Égalités

L'«adorable» Jennifer Lawrence moins payée que les hommes, c'est terminé

Temps de lecture : 2 min

La star américaine d'«Hunger Games» publie une tribune dans laquelle elle dénonce les mécanismes renforçant les inégalités salariales homme-femme.

Jennifer Lawrence, en mai 2014. REUTERS/Eric Thayer
Jennifer Lawrence, en mai 2014. REUTERS/Eric Thayer

L'une des principales revendications des féministes est l'égalité salariale. Parce qu'en 2015, même dans des lieux que l'on considère comme privilégié –en l'occurence Hollywood–, il se trouve que les femmes gagnent moins d'argent que les hommes, comme l'a récemment confirmé la publication des e-mails de Sony. L'actrice Jennifer Lawrence (Hunger Games, Happiness Therapy…) vient de publier une tribune intitulée «Pourquoi est-ce que je gagne moins d'argent que les hommes?», dans Lenny, la nouvelle newsletter pilotée par la créatrice de la série Girls, Lena Dunham.
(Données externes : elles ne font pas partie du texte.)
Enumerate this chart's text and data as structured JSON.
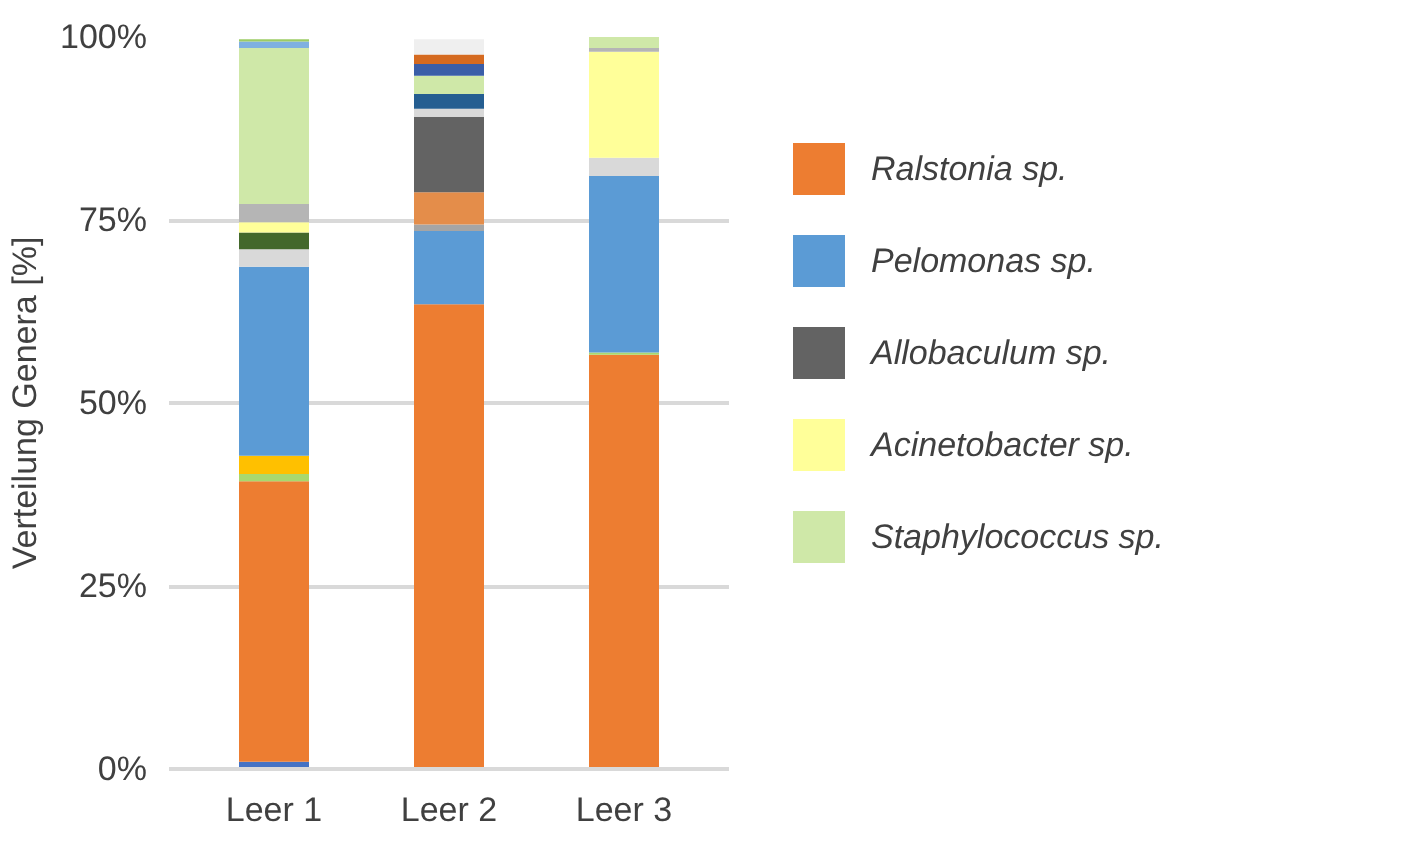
{
  "chart_data": {
    "type": "bar",
    "stacked": true,
    "ylabel": "Verteilung Genera [%]",
    "categories": [
      "Leer 1",
      "Leer 2",
      "Leer 3"
    ],
    "ylim": [
      0,
      100
    ],
    "yticks": [
      {
        "value": 0,
        "label": "0%"
      },
      {
        "value": 25,
        "label": "25%"
      },
      {
        "value": 50,
        "label": "50%"
      },
      {
        "value": 75,
        "label": "75%"
      },
      {
        "value": 100,
        "label": "100%"
      }
    ],
    "grid": "y",
    "legend": "right",
    "series": [
      {
        "color": "#4472c4",
        "values": [
          1,
          null,
          null
        ]
      },
      {
        "name": "Ralstonia sp.",
        "color": "#ed7d31",
        "values": [
          38.3,
          63.5,
          56.6
        ]
      },
      {
        "color": "#a9d86e",
        "values": [
          1,
          null,
          0.3
        ]
      },
      {
        "color": "#ffc000",
        "values": [
          2.5,
          null,
          null
        ]
      },
      {
        "name": "Pelomonas sp.",
        "color": "#5b9bd5",
        "values": [
          25.8,
          10,
          24.1
        ]
      },
      {
        "color": "#a5a5a5",
        "values": [
          null,
          0.9,
          null
        ]
      },
      {
        "color": "#e48d4a",
        "values": [
          null,
          4.4,
          null
        ]
      },
      {
        "name": "Allobaculum sp.",
        "color": "#636363",
        "values": [
          null,
          10.3,
          null
        ]
      },
      {
        "color": "#d9d9d9",
        "values": [
          2.4,
          1.1,
          2.5
        ]
      },
      {
        "color": "#255e91",
        "values": [
          null,
          2,
          null
        ]
      },
      {
        "color": "#43682b",
        "values": [
          2.3,
          null,
          null
        ]
      },
      {
        "name": "Acinetobacter sp.",
        "color": "#ffff99",
        "values": [
          1.4,
          null,
          14.5
        ]
      },
      {
        "color": "#b5b5b5",
        "values": [
          2.5,
          null,
          0.5
        ]
      },
      {
        "name": "Staphylococcus sp.",
        "color": "#cfe8a8",
        "values": [
          21.3,
          2.5,
          1.7
        ]
      },
      {
        "color": "#7fb0e0",
        "values": [
          0.9,
          null,
          null
        ]
      },
      {
        "color": "#3a5ea8",
        "values": [
          null,
          1.6,
          null
        ]
      },
      {
        "color": "#d56a20",
        "values": [
          null,
          1.3,
          null
        ]
      },
      {
        "color": "#9ccc65",
        "values": [
          0.3,
          null,
          null
        ]
      },
      {
        "color": "#efefef",
        "values": [
          null,
          2.1,
          null
        ]
      }
    ]
  }
}
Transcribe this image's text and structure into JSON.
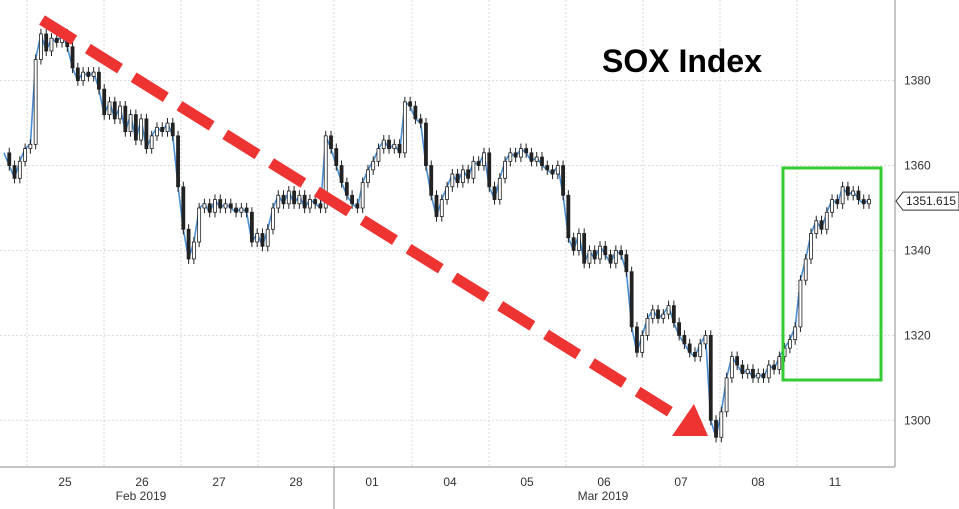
{
  "chart_data": {
    "type": "line",
    "title": "SOX Index",
    "x_tick_labels": [
      "25",
      "26",
      "27",
      "28",
      "01",
      "04",
      "05",
      "06",
      "07",
      "08",
      "11"
    ],
    "month_labels": [
      "Feb 2019",
      "Mar 2019"
    ],
    "y_tick_labels": [
      "1300",
      "1320",
      "1340",
      "1360",
      "1380"
    ],
    "ylim": [
      1289,
      1399
    ],
    "y_ticks": [
      1300,
      1320,
      1340,
      1360,
      1380
    ],
    "last_value_label": "1351.615",
    "last_value": 1351.615,
    "grid": true,
    "series": [
      {
        "values": [
          1363,
          1360,
          1357,
          1361,
          1364,
          1365,
          1385,
          1391,
          1387,
          1390,
          1389,
          1391,
          1388,
          1383,
          1380,
          1382,
          1381,
          1382,
          1378,
          1372,
          1375,
          1371,
          1374,
          1368,
          1372,
          1366,
          1371,
          1364,
          1367,
          1369,
          1368,
          1370,
          1367,
          1355,
          1345,
          1338,
          1342,
          1350,
          1351,
          1349,
          1352,
          1350,
          1351,
          1350,
          1349,
          1350,
          1349,
          1342,
          1344,
          1341,
          1345,
          1350,
          1353,
          1351,
          1354,
          1351,
          1353,
          1350,
          1352,
          1351,
          1350,
          1367,
          1364,
          1360,
          1356,
          1353,
          1351,
          1350,
          1356,
          1359,
          1361,
          1364,
          1366,
          1364,
          1365,
          1363,
          1375,
          1374,
          1371,
          1370,
          1360,
          1353,
          1348,
          1352,
          1355,
          1358,
          1356,
          1359,
          1357,
          1361,
          1360,
          1363,
          1355,
          1352,
          1357,
          1361,
          1363,
          1362,
          1364,
          1363,
          1361,
          1362,
          1360,
          1359,
          1358,
          1360,
          1353,
          1343,
          1340,
          1344,
          1337,
          1340,
          1338,
          1341,
          1339,
          1337,
          1340,
          1339,
          1335,
          1322,
          1316,
          1320,
          1324,
          1326,
          1324,
          1325,
          1327,
          1323,
          1320,
          1318,
          1316,
          1315,
          1318,
          1320,
          1300,
          1296,
          1302,
          1310,
          1315,
          1313,
          1311,
          1312,
          1310,
          1311,
          1310,
          1313,
          1312,
          1315,
          1317,
          1319,
          1322,
          1333,
          1338,
          1344,
          1347,
          1345,
          1349,
          1352,
          1351,
          1355,
          1353,
          1354,
          1352,
          1351,
          1352
        ]
      }
    ],
    "annotations": [
      {
        "kind": "dashed-arrow",
        "color": "#ee3333",
        "from_value": 1397,
        "to_value": 1296
      },
      {
        "kind": "highlight-box",
        "color": "#33cc33",
        "from_value": 1311,
        "to_value": 1359
      }
    ],
    "colors": {
      "line": "#4a8fd6",
      "candle": "#222222",
      "grid": "#d9d9d9",
      "arrow": "#ee3333",
      "box": "#33cc33"
    }
  }
}
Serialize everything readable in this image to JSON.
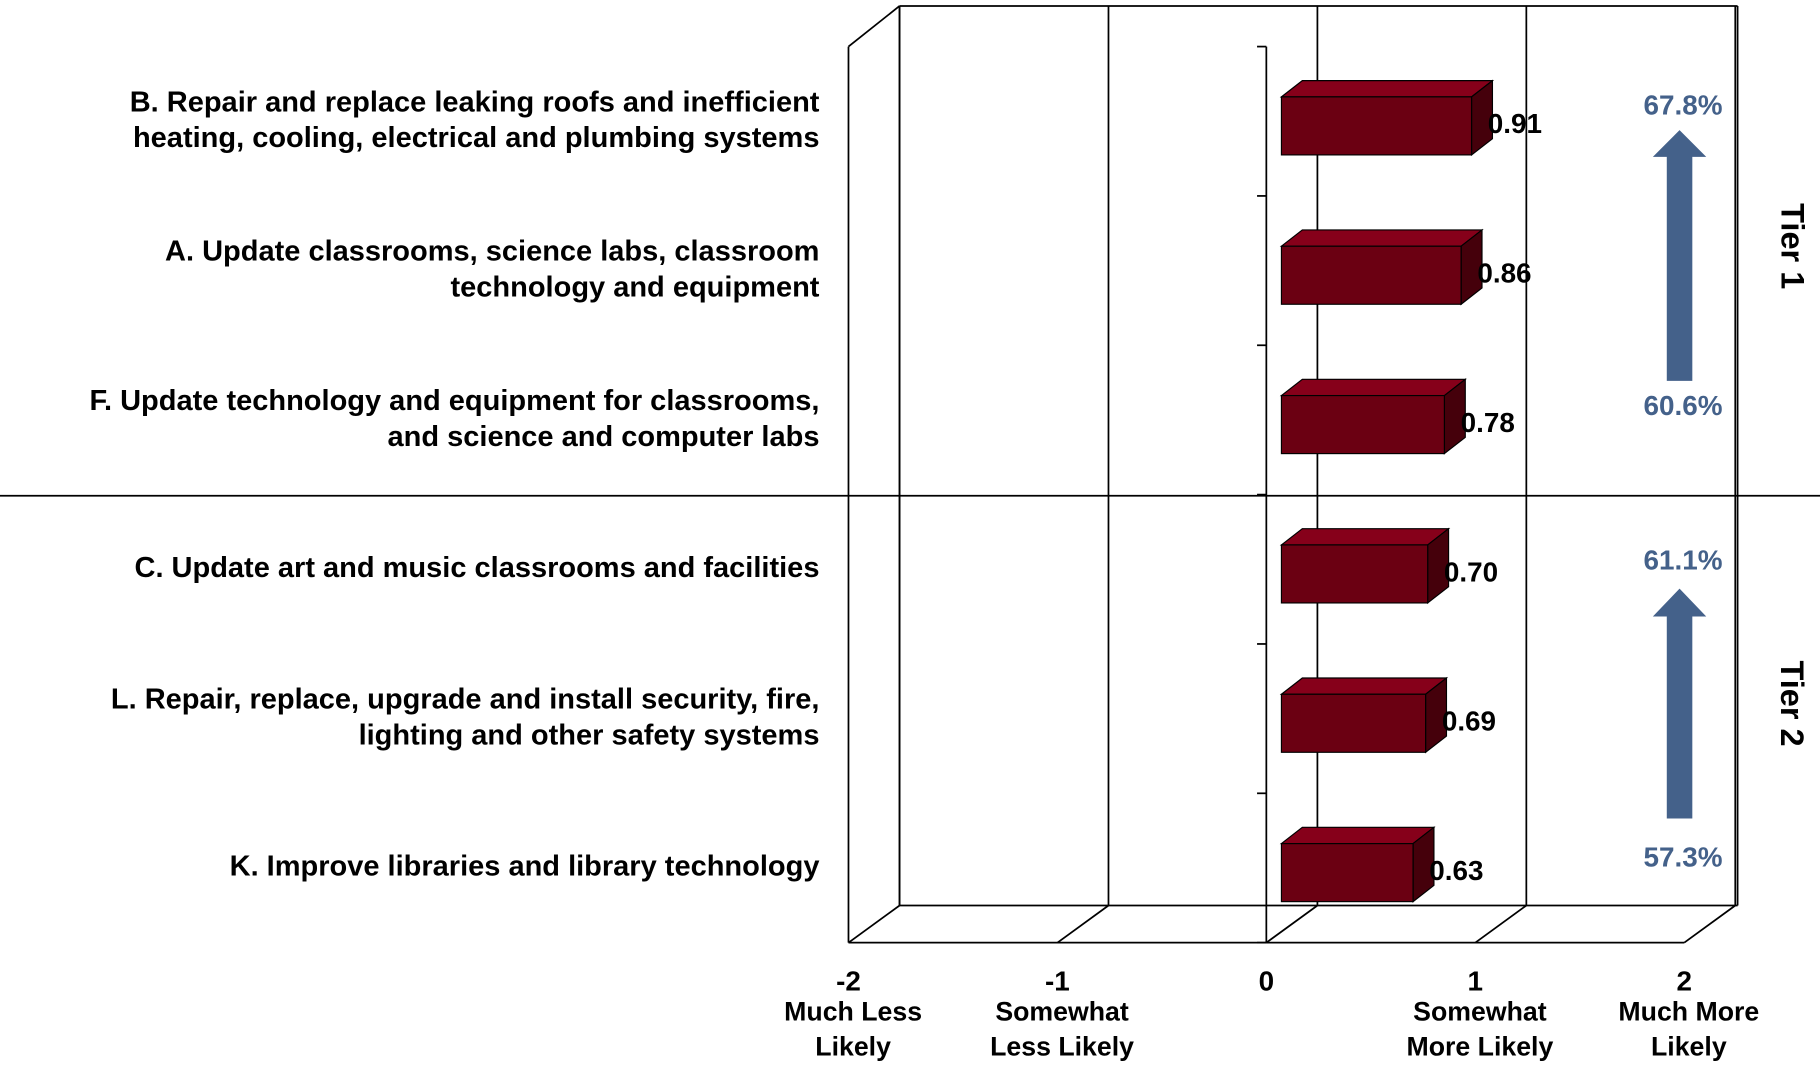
{
  "chart_data": {
    "type": "bar3d_horizontal",
    "categories": [
      "B. Repair and replace leaking roofs and inefficient\nheating, cooling, electrical and plumbing systems",
      "A. Update classrooms, science labs, classroom\ntechnology and equipment",
      "F. Update technology and equipment for classrooms,\nand science and computer labs",
      "C. Update art and music classrooms and facilities",
      "L. Repair, replace, upgrade and install security, fire,\nlighting and other safety systems",
      "K. Improve libraries and library technology"
    ],
    "values": [
      0.91,
      0.86,
      0.78,
      0.7,
      0.69,
      0.63
    ],
    "value_labels": [
      "0.91",
      "0.86",
      "0.78",
      "0.70",
      "0.69",
      "0.63"
    ],
    "color": "#6b0012",
    "xlim": [
      -2,
      2
    ],
    "xticks": [
      -2,
      -1,
      0,
      1,
      2
    ],
    "xtick_descriptions": [
      "Much Less\nLikely",
      "Somewhat\nLess Likely",
      "",
      "Somewhat\nMore Likely",
      "Much More\nLikely"
    ],
    "annotations": [
      "67.8%",
      "60.6%",
      "61.1%",
      "57.3%"
    ],
    "annotation_color": "#44618a",
    "tiers": [
      "Tier 1",
      "Tier 2"
    ]
  }
}
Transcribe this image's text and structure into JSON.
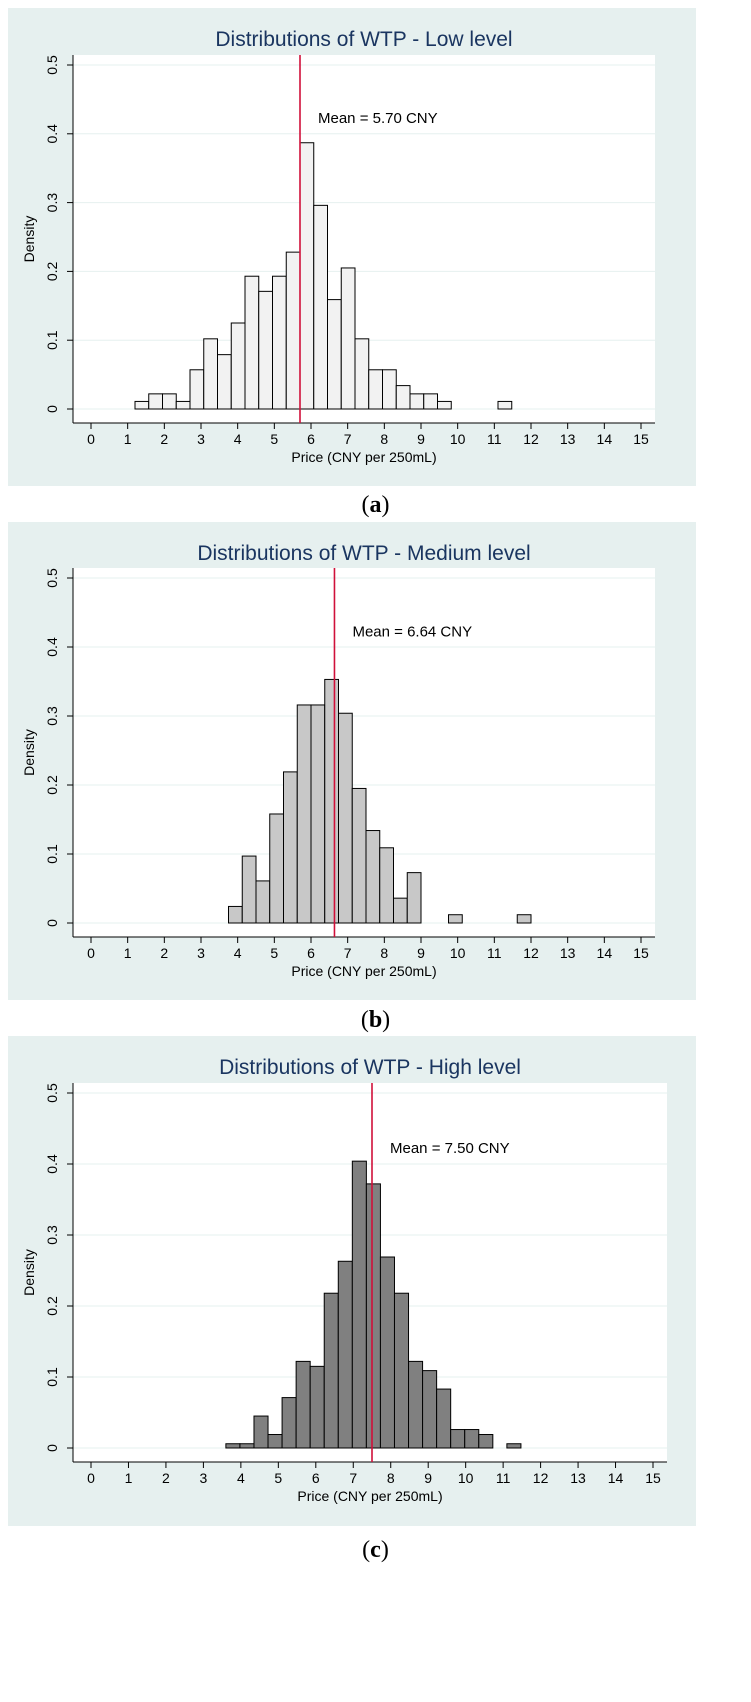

Elle y explique qu'après les fuites chez Sony, lors d'un piratage de novembre dernier, elle a découvert à quel point elle gagnait moins d'argent que les autres acteurs.

«Je n'étais pas en colère contre Sony. J'étais en colère contre moi-même. J'avais échoué en tant que négociatrice parce que j'avais abandonné trop tôt. Je ne voulais pas continuer à me battre pour des millions de dollars dont je n'avais pas besoin, les ayant déjà gagnés grâce à deux franchises [Hunger Games et X-Men, ndlr]

Les femmes conditionnées?

Elle détaille également comment ne pas vouloir être considérée comme une enfant gâtée a limité ses prétentions salariales et précise, qu'aujourd'hui, elle en a marre:

«C'en est fini d'essayer de trouver la façon “adorable de donner mon avis et d'être toujours sympathique! J'emmerde tout ça. Je pense n'avoir jamais travaillé pour un homme qui avait des responsabilités et qui a passé du temps à réfléchir à comment faire entendre sa voix. On l'entend, point. Jeremy Renner, Christian Bale et Bradley Cooper se sont tous battus et ont réussi à négocier des contrats importants. Je suis sûre qu'on leur a dit de ne jamais rien lâcher et d'être stratégiques, pendant que j'essayais d'éviter de passer pour la sale gosse et que je n'obtenais pas ma part du gâteau. Une fois encore, cela n'a peut-être RIEN à voir avec mon vagin, mais je me suis rendue compte que je n'avais pas complètement tort quand un autre e-mail de Sony a fuité et révélé qu'un producteur parlait d'une actrice principale qui négociait comme d'une “gamine pourrie gâtée. Pour une raison ou une autre, j'ai du mal à imaginer quelqu'un dire ça à propos d'un homme.»